Information is not available on line. He says though, that for higher powered rockets, 2 ejection charges are a good idea. One that fires at apogee and one fires 2-3 seconds later as a backup.

You may need to rethink which controller you are using. One with more pins is the easiest fix. You can also use a port expander. Other options are to use sensors that work with a sharable bus, like I2C. There are various ways to make the available GPIO pins go further.

Or SCS or SCR. I believe the igniter ‘burns out’ (goes open circuit) after firing, so an SCR should work as a trigger. Needs verifying.

I don’t think that is an issue. The wifi is only needed during launch. In flight, data logging is to the SD card, and on board processing is used to trigger the parachute. If in flight telemetry is a goal, something with longer range than wi-fi is definitely needed.

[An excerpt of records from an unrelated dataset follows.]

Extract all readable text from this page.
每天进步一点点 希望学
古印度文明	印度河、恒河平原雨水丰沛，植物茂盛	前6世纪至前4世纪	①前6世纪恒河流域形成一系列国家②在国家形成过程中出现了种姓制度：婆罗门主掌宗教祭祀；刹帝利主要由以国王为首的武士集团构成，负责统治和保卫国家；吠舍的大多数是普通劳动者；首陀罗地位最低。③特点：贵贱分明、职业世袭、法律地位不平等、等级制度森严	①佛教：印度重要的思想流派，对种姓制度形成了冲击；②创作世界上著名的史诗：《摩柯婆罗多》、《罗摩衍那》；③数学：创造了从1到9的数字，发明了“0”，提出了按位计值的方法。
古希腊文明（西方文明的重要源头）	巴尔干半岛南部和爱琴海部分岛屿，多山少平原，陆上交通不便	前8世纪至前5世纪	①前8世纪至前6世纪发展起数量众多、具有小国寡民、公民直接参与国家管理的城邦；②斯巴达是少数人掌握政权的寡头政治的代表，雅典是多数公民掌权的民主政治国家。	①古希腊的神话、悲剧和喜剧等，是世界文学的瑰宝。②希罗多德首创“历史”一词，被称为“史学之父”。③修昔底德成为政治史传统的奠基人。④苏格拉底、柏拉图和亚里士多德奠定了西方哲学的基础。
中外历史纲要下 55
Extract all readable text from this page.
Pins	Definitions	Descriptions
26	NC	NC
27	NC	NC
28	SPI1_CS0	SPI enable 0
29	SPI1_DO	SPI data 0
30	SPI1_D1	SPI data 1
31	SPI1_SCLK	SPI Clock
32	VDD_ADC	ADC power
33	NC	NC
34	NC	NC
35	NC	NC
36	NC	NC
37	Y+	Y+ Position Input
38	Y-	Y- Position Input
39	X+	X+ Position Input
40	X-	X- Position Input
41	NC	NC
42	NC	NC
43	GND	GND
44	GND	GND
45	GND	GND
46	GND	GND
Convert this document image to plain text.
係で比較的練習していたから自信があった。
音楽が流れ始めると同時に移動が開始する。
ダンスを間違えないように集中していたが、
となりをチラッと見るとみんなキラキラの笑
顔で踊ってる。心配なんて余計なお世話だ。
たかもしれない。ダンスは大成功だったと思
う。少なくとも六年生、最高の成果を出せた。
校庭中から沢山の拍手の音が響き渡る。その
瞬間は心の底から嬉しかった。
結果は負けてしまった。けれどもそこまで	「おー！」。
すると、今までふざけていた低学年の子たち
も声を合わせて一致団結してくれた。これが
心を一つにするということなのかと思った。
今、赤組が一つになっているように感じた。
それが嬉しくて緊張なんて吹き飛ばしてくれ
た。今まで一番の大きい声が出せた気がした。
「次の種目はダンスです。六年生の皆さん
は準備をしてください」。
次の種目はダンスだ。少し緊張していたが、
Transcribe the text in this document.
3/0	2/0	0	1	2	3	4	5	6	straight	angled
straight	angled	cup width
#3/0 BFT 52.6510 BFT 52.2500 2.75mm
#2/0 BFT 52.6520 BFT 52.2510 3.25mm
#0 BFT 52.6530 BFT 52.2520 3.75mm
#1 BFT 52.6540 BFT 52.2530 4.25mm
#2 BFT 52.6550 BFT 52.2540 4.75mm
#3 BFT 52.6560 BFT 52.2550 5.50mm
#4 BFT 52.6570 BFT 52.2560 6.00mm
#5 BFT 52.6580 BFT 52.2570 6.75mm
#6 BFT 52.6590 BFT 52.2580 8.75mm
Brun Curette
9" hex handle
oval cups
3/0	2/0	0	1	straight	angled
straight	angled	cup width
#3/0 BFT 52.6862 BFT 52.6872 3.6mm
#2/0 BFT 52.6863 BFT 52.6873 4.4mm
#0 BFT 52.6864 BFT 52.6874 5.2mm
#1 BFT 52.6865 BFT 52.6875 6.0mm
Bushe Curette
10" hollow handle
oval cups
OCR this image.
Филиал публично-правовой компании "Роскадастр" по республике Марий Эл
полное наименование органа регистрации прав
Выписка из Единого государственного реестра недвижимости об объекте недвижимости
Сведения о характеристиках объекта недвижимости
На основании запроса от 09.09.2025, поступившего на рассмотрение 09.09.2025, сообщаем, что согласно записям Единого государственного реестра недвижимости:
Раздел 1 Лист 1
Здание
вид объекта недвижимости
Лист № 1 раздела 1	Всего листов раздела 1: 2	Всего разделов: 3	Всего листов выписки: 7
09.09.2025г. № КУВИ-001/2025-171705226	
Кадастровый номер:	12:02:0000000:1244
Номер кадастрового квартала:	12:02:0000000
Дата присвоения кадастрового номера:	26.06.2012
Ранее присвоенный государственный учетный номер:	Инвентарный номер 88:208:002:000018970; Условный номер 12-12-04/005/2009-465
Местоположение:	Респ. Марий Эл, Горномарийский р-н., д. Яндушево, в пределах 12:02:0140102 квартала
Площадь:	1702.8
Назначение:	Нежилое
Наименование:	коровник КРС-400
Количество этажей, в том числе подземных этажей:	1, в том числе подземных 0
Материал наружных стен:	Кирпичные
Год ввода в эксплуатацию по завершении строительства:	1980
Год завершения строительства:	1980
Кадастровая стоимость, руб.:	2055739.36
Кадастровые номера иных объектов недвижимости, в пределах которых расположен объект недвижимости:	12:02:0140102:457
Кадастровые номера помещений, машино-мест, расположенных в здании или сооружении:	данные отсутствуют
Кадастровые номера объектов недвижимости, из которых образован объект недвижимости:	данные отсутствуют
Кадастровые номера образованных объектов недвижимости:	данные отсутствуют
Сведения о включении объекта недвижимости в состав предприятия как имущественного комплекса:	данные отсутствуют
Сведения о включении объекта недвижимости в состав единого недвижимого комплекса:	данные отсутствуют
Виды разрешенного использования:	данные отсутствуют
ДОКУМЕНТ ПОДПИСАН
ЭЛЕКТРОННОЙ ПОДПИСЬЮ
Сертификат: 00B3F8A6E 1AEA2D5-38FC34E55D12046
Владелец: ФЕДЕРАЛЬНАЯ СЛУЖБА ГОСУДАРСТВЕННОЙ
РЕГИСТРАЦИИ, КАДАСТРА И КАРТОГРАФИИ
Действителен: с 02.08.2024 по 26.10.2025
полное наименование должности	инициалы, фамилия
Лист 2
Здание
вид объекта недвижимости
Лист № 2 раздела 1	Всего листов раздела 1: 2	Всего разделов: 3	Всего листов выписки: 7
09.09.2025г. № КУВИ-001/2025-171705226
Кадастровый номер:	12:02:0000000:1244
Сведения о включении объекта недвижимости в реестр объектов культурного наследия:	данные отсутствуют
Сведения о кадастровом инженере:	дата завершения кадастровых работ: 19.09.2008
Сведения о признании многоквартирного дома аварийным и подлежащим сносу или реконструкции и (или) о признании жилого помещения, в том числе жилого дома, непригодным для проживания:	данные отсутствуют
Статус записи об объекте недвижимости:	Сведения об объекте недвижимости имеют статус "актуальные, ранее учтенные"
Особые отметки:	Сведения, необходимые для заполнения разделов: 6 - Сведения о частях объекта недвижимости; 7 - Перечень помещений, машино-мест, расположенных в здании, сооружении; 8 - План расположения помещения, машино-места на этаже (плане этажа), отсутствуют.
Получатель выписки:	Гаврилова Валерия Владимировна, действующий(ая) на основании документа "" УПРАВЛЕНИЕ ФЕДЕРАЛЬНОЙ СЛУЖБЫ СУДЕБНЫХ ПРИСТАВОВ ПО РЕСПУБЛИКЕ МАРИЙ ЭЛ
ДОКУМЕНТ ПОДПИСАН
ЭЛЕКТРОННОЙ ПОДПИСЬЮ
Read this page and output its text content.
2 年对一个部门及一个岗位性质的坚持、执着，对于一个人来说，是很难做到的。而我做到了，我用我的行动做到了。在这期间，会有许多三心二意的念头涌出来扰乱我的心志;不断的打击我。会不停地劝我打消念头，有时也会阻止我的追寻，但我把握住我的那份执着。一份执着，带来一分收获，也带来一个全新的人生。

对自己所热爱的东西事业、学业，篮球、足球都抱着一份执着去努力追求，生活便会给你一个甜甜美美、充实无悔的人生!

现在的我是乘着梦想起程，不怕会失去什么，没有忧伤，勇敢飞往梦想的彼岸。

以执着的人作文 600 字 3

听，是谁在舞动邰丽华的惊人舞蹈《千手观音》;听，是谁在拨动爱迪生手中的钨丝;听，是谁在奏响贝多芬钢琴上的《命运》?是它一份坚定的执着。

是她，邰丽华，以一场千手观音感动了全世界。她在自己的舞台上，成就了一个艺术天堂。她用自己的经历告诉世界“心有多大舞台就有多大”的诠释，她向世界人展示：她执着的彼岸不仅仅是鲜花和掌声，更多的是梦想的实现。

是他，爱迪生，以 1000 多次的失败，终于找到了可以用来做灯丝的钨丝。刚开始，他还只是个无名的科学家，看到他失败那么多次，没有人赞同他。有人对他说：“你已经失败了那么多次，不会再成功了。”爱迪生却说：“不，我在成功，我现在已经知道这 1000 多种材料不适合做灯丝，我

Ah! Illumination strikes! :slight_smile: The wifi link is what causes launch. I this case I agree, an https connection with a strong password is required, as this is a human safety issue. A launch command while someone is near the rocket would be a disaster. I would be inclined to use a physical wire from the control point to the rocket rather than wifi. That is much easier to make safe by disconnecting the physical wire at the launch console when someone is going to approach the rocket. Safety first! As to the SD card, I was searching for a microSD card adapter (the one in use looks to be full size, and a micro one should be lighter but perform the same.) That brings up two issues: almost all the modules I found (other than a bare SD socket which may be the best answer) are designed for 5V systems with a 3.3V regulator on the card. Assuming a 18650 battery, you may not have 5V and with a 3.3V cpu don’t need 5V anyway. The SD card runs on 3.3V and the adapter cards have 5V to 3.3V level translators on board which you with a 3.3V CPU you don’t need. Again this would reduce weight which I expect is an issue with rockets. At the same time I saw a comment that the SD card needs more current than the 3.3V output from the MCU can provide (but a search for “sd card current draw” indicates spi mode is about 30ma (but they recommend using 100ma for safety!), so you probably need to check how much current the NodeCPU will provide to the external 3.3V pinsand how much current the particular SD card you use draws.

I’m somewhat puzzled by this. In the rocket there is no one to see the oled, and I doubt it would survive a launch (they are relatively delicate.)